Anchoring is a well known and researched behavioral bias that affects individuals when trying to make an assessment or a prediction, for example, about an unknown future quantity or probability. Individuals begin from a starting reference to make a prediction, if the starting reference changes so does the prediction and this starting reference acts like an anchor curbing subsequent adjustments.
For example, if you ask a few individuals on a hot summer day “today, it feels pretty warm, what do you think the temperature is? I think it’s higher than 100° F (38° C)”. Unless all of them check it on a thermometer the answer you’re very likely to get changes as you change your starting reference of 100° changes: if you provide a higher ‘anchor’ you’ll get a higher average estimate and ceteris paribus if you supply a lower ‘anchor’.
During 180 training sessions held by me between January 2009 and June 2010 I collected a data sample of performance estimates provided by financial advisors who were asked to “assess reasonably your customer average performance during 2008: was it any different from a loss of 60%”. The following training session I asked the same question changing only the anchor, instead of a 60%-loss I used 40%-loss. A part from the fact these performances are extreme, the average result I got was expectedly, though little significant from a statistical point of view, what researchers have found out since the seventies (Kahneman and Tverski among the first ones).

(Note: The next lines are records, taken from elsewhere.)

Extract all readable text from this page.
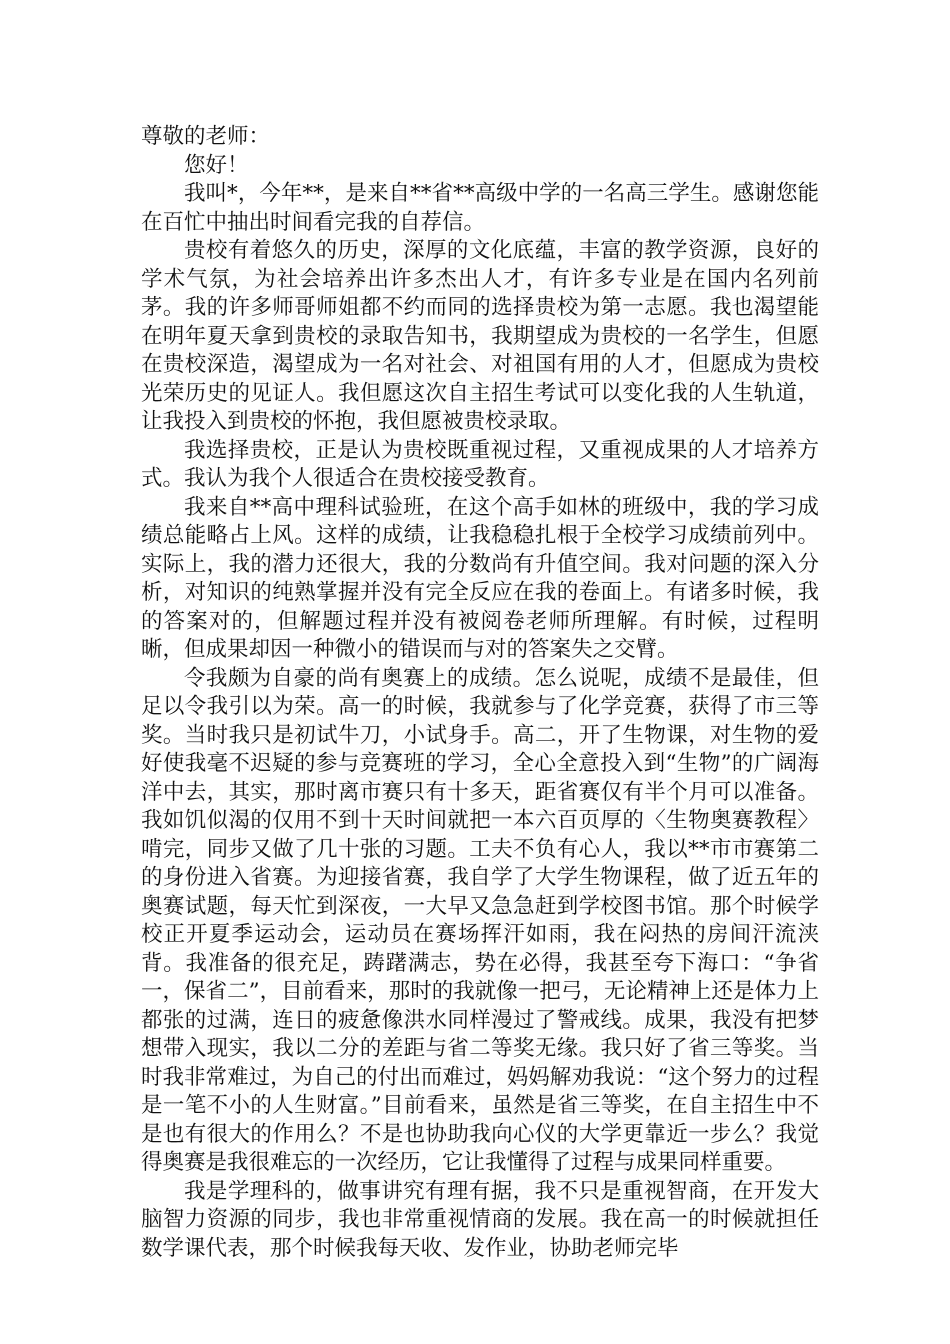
尊敬的老师：

您好！

我叫*，今年**，是来自**省**高级中学的一名高三学生。感谢您能在百忙中抽出时间看完我的自荐信。

贵校有着悠久的历史，深厚的文化底蕴，丰富的教学资源，良好的学术气氛，为社会培养出许多杰出人才，有许多专业是在国内名列前茅。我的许多师哥师姐都不约而同的选择贵校为第一志愿。我也渴望能在明年夏天拿到贵校的录取告知书，我期望成为贵校的一名学生，但愿在贵校深造，渴望成为一名对社会、对祖国有用的人才，但愿成为贵校光荣历史的见证人。我但愿这次自主招生考试可以变化我的人生轨道，让我投入到贵校的怀抱，我但愿被贵校录取。

我选择贵校，正是认为贵校既重视过程，又重视成果的人才培养方式。我认为我个人很适合在贵校接受教育。

我来自**高中理科试验班，在这个高手如林的班级中，我的学习成绩总能略占上风。这样的成绩，让我稳稳扎根于全校学习成绩前列中。实际上，我的潜力还很大，我的分数尚有升值空间。我对问题的深入分析，对知识的纯熟掌握并没有完全反应在我的卷面上。有诸多时候，我的答案对的，但解题过程并没有被阅卷老师所理解。有时候，过程明晰，但成果却因一种微小的错误而与对的答案失之交臂。

令我颇为自豪的尚有奥赛上的成绩。怎么说呢，成绩不是最佳，但足以令我引以为荣。高一的时候，我就参与了化学竞赛，获得了市三等奖。当时我只是初试牛刀，小试身手。高二，开了生物课，对生物的爱好使我毫不迟疑的参与竞赛班的学习，全心全意投入到“生物”的广阔海洋中去，其实，那时离市赛只有十多天，距省赛仅有半个月可以准备。我如饥似渴的仅用不到十天时间就把一本六百页厚的〈生物奥赛教程〉啃完，同步又做了几十张的习题。工夫不负有心人，我以**市市赛第二的身份进入省赛。为迎接省赛，我自学了大学生物课程，做了近五年的奥赛试题，每天忙到深夜，一大早又急急赶到学校图书馆。那个时候学校正开夏季运动会，运动员在赛场挥汗如雨，我在闷热的房间汗流浃背。我准备的很充足，踌躇满志，势在必得，我甚至夸下海口：“争省一，保省二”，目前看来，那时的我就像一把弓，无论精神上还是体力上都张的过满，连日的疲惫像洪水同样漫过了警戒线。成果，我没有把梦想带入现实，我以二分的差距与省二等奖无缘。我只好了省三等奖。当时我非常难过，为自己的付出而难过，妈妈解劝我说：“这个努力的过程是一笔不小的人生财富。”目前看来，虽然是省三等奖，在自主招生中不是也有很大的作用么？不是也协助我向心仪的大学更靠近一步么？我觉得奥赛是我很难忘的一次经历，它让我懂得了过程与成果同样重要。

我是学理科的，做事讲究有理有据，我不只是重视智商，在开发大脑智力资源的同步，我也非常重视情商的发展。我在高一的时候就担任数学课代表，那个时候我每天收、发作业，协助老师完毕
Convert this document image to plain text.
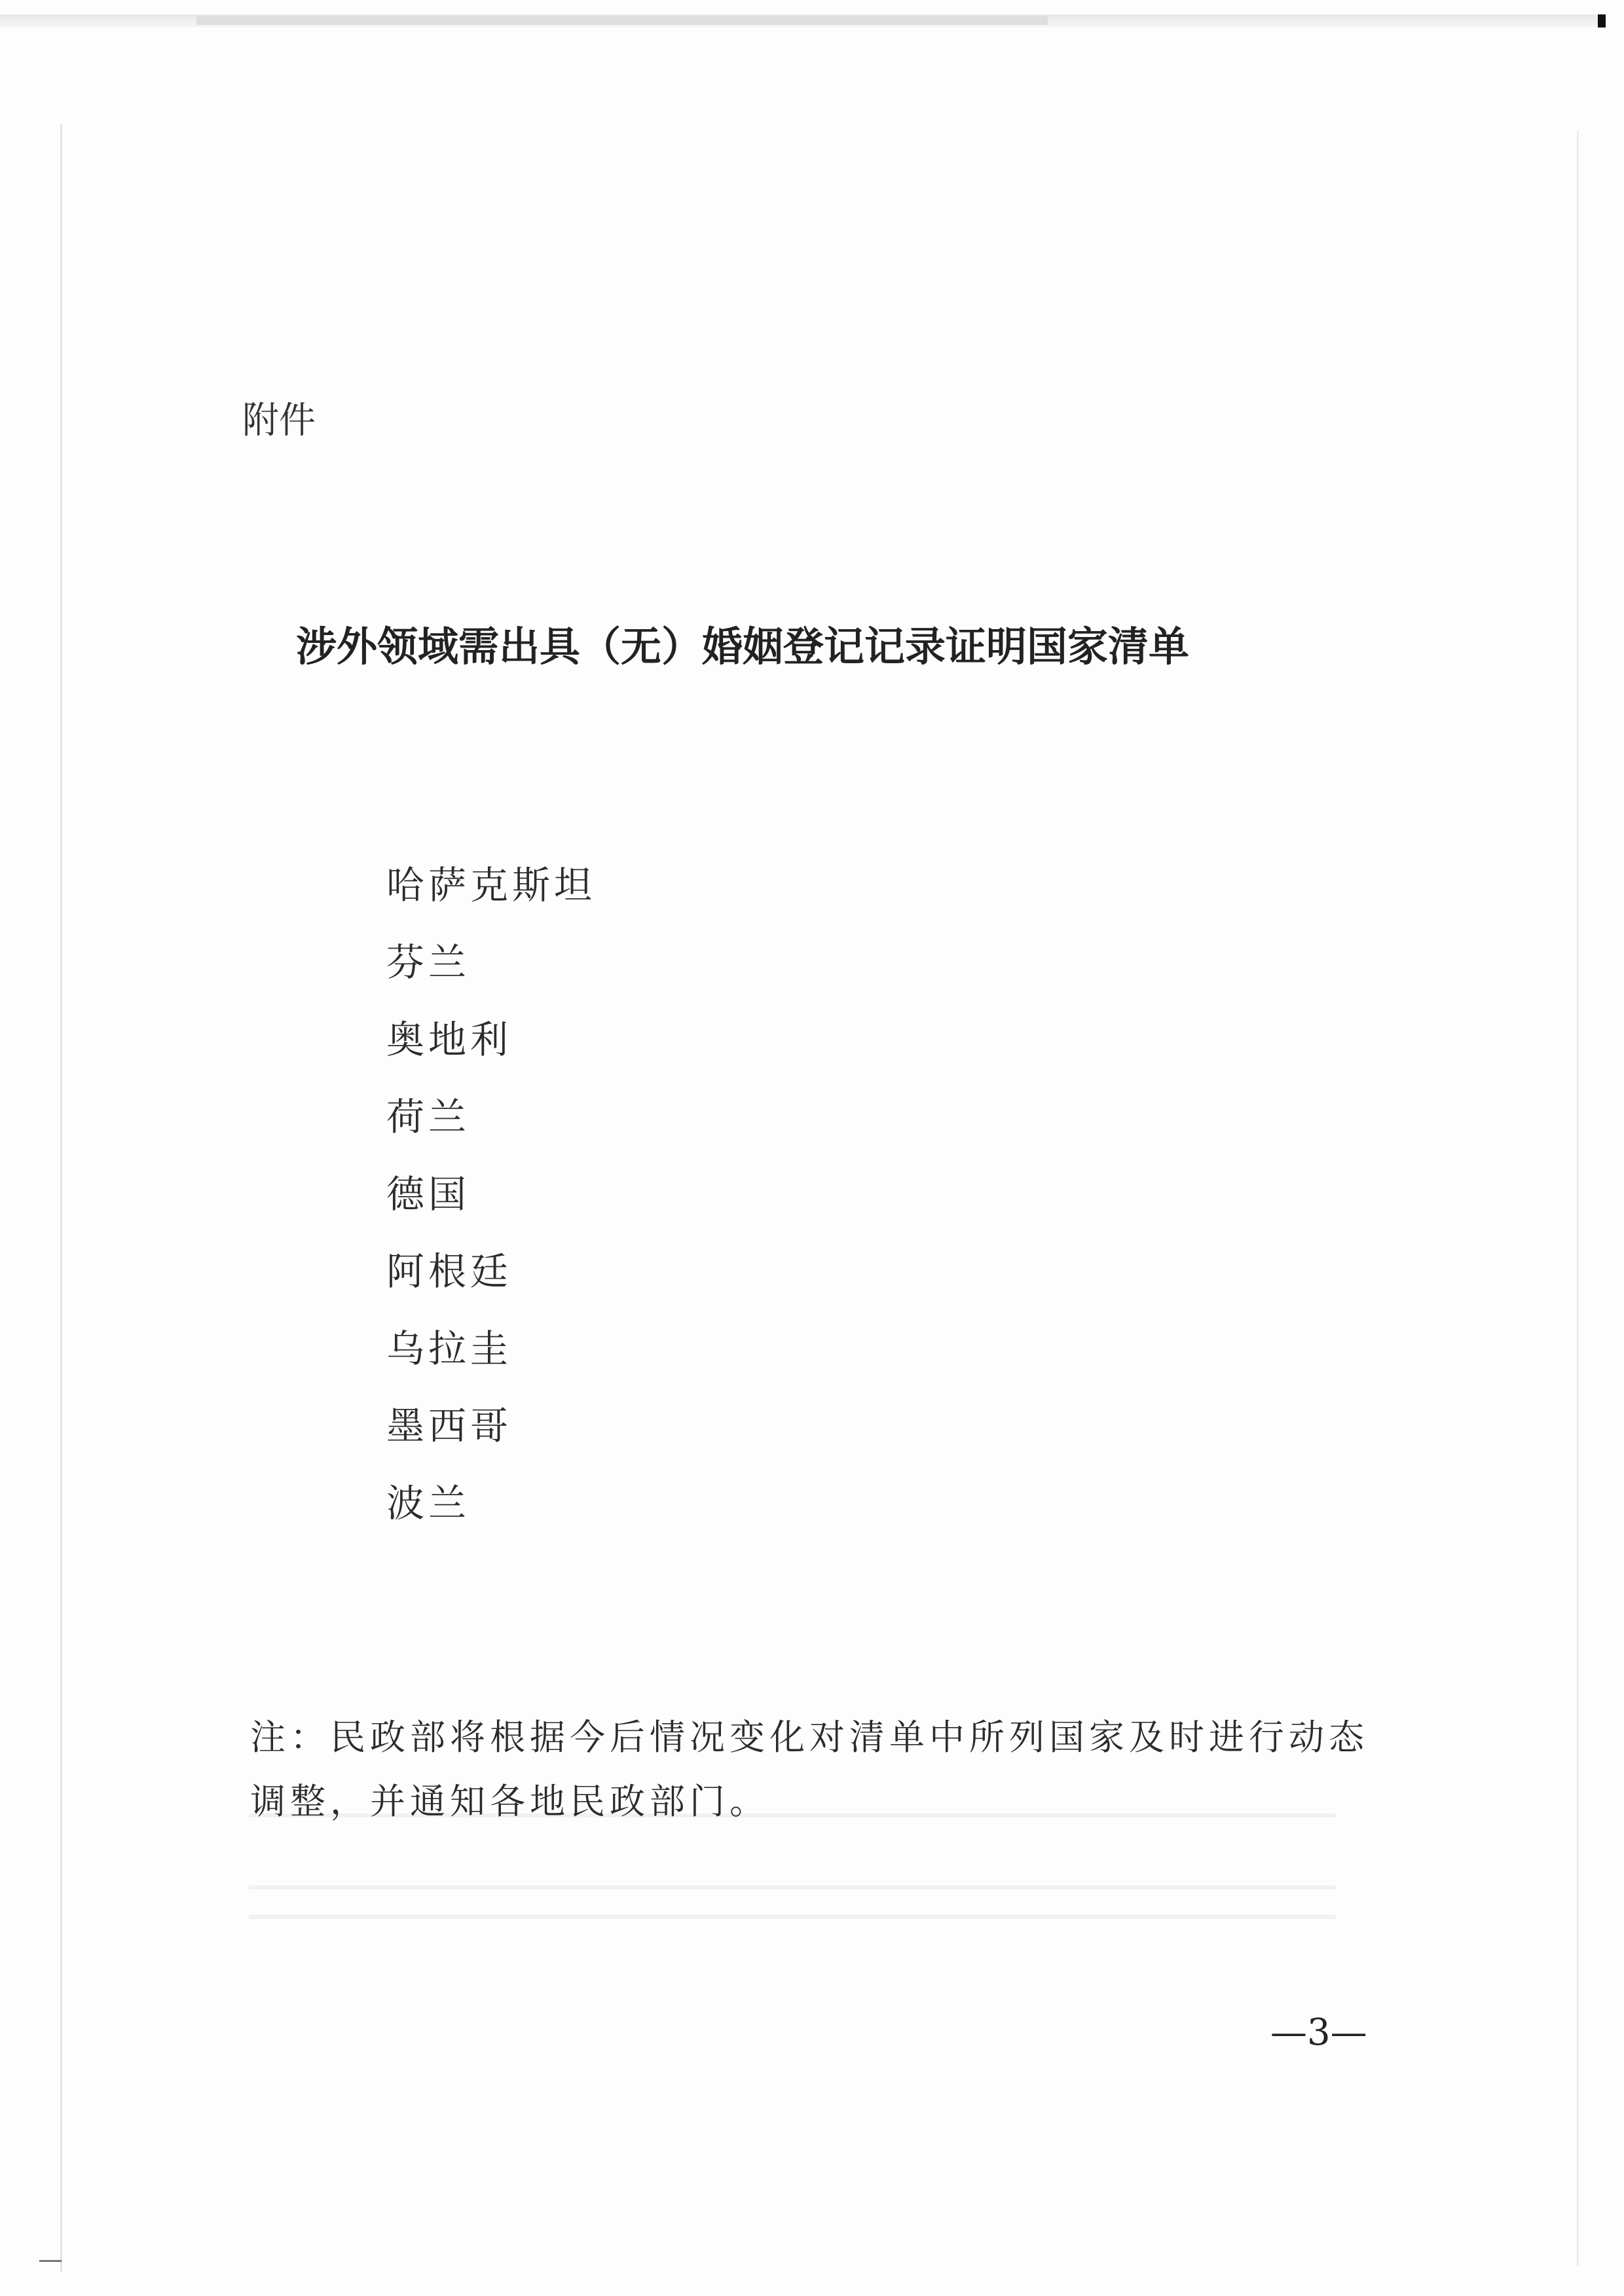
附件

涉外领域需出具（无）婚姻登记记录证明国家清单
哈萨克斯坦
芬兰
奥地利
荷兰
德国
阿根廷
乌拉圭
墨西哥
波兰

注：民政部将根据今后情况变化对清单中所列国家及时进行动态调整，并通知各地民政部门。

—3—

Let’s pull off an informative plot of my data sample using R. The data contained in Anchoring.csv have been tweaked to demarcate the difference between the two anchors.
Let’s import the data in a data frame and have a look at the first 6 lines in it.
dat <- read.table(file = "Anchoring.csv", header = TRUE, sep = ";", dec = ",") head(dat)
## Low.40 High.60 ## 1 -0.06715 NA ## 2 0.01467 NA ## 3 -0.05461 -0.03835 ## 4 -0.04103 -0.09547 ## 5 -0.12915 -0.16800 ## 6 -0.10425 -0.15439
What we want is to plot the densities of these two distribution and compare them. Reshape2 provides the ‘melting’ function to adequately plot the distribution using ggplot2.
We get the ‘molten’ data, and see what the data frame now looks like.
dat <- melt(dat, measured = 1:2)
## Using as id variables
## variable value ## 1 Low.40 -0.06715 ## 2 Low.40 0.01467 ## 3 Low.40 -0.05461 ## 4 Low.40 -0.04103 ## 5 Low.40 -0.12915 ## 6 Low.40 -0.10425
## variable value ## 179 High.60 -0.21474 ## 180 High.60 -0.13529 ## 181 High.60 -0.10098 ## 182 High.60 -0.23979 ## 183 High.60 -0.03833 ## 184 High.60 -0.14894
Let’s load plyr and ggplot2 to perform respectively a simple summary statistic (the mean) and fot the actual plot.
Summarize is an interesting summary function for our task at hand.
ddply(dat, .(variable), summarize, per_mean = mean(value, na.rm = TRUE))
## variable per_mean ## 1 Low.40 -0.06223 ## 2 High.60 -0.12256
The following plot shows how relevant anchoring can be…
qplot(data = dat, value, geom = "density", fill = variable, alpha = I(0.2))
## Warning: Removed 2 rows containing non-finite values (stat_density).
As written before, these data have been tweaked to demarcate better the difference in the two distributions, though our little experiment points to the conclusions reached by others, I think it was an interesting confirmation of what we know about this powerful tool we, as individuals, unfortunately rely on extensively.